Progress is not limited to external or inhuman nature. The individual’s own nature, the way he is constituted, must change to suit his idea of who he should be. One’s physical or psychological attributes may be displeasing and therefore in need of alteration by technology.
Agrarianism correctly recognizes that this progressive desire to rebel against the natural order is fundamentally opposed to what is good for people. Under the industrialist society created by a progressive ethos, labor becomes repetitive and joyless, art is treated as product, and community is abandoned in search of freedom.
Unfortunately, agrarianism ultimately fails as an alternative to progressivism. It shares the corrupting heart of the progressive philosophy even while it harshly criticizes that philosophy’s less-central ideas. The agrarian conception of the good life continues the tradition of the Greek pagans, especially the Stoics. Within agrarianism, man’s purpose is fulfilled, that is to say he is made happy, by correctly relating to creation.
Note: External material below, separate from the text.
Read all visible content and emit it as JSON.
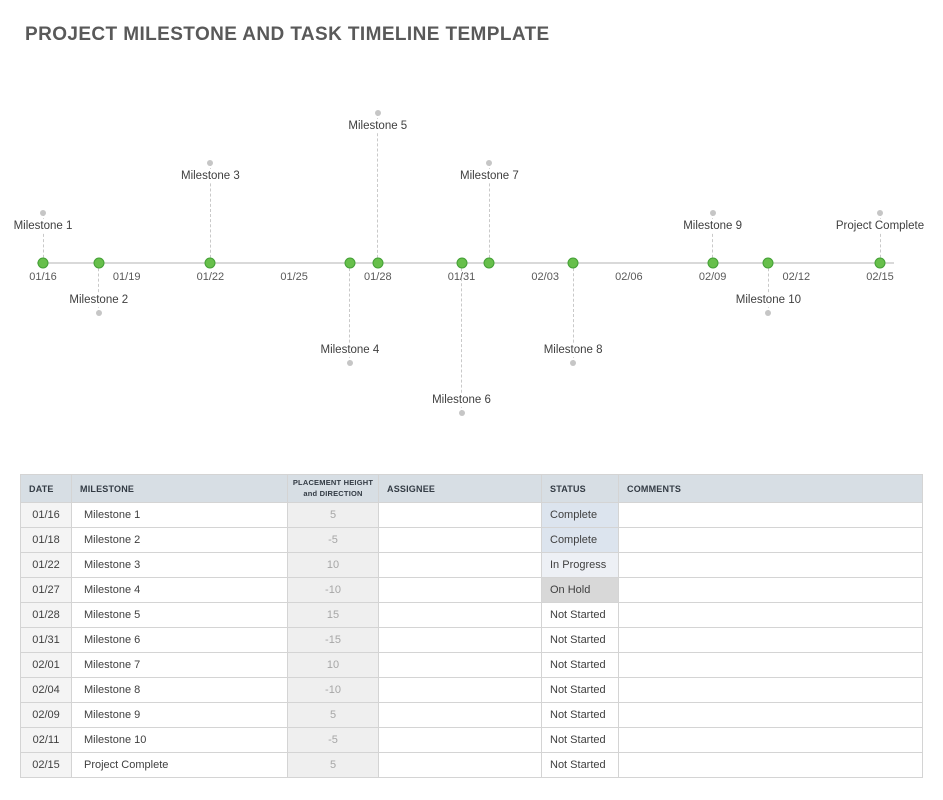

Correct living is solely a question of acquiescence to the laws governing the matter around man. Fight these laws, seek false comfort in your ability to best nature, and you will inevitably perish.
Like agrarianism, progressivism seeks the good life solely in man’s relationship to creation, although in a rather different way. Instead of conforming to nature and its laws, man is to conform nature to his will. Although the two philosophies disagree about how men ought to relate to creation, they fully agree that the good life consists of such a relationship.
The primacy of creation in agrarianism is most evident in its treatment of religion. Richard Weaver, one of agrarianism’s most able proponents, offers a good example of agrarian thought about religion in his 1943 essay, “The Older Religiousness in the South.” Weaver describes the Southern approach to Christanity as one of unquestioning unity and obedience, congregants were not inclined to question or analyze matters of theology. Southern religion, for Weaver, was an illustration and model of how man was to relate to nature. Just like the Southern church, nature is mysterious and in many ways not fully comprehendible. Nature is also authoritative, it has its own laws and inevitabilities that man cannot resist.
Weaver believed that the content docility with which Southerner’s approached Christianity is the attitude one ought to have towards nature. A given religion’s theological soundness is irrelevant, what actually matters is how well it reconciles its adherents to nature and stabilizes their community.
Christianity, thus, is reduced to means to an end in Weaver’s agrarianism. Religion, the manner in which men relate to God, is good so far as it instructs men on how they ought to think and feel towards creation.
Agrarian labor, economics, and politics, are best because they maximize man’s access to nature and thus to the good life — a remarkably utilitarian outlook for a philosophy that claims to oppose modernist thought.
The gospel stands in contrast to both philosophies of man and matter. As Christians, our foremost relationship is to be one with God. Our relationship with him must be recognized as our greatest and highest good, any pursuit of the good life without this recognition is futile. Part of our relationship with God will indeed require the pursuit of a good relationship with creation. A proper relationship with creation does indeed look more like conformance than rebellion. However, even the best relationship to creation must be remembered as what it is, an aid and aspect of our greatest relationship: our relationship to God.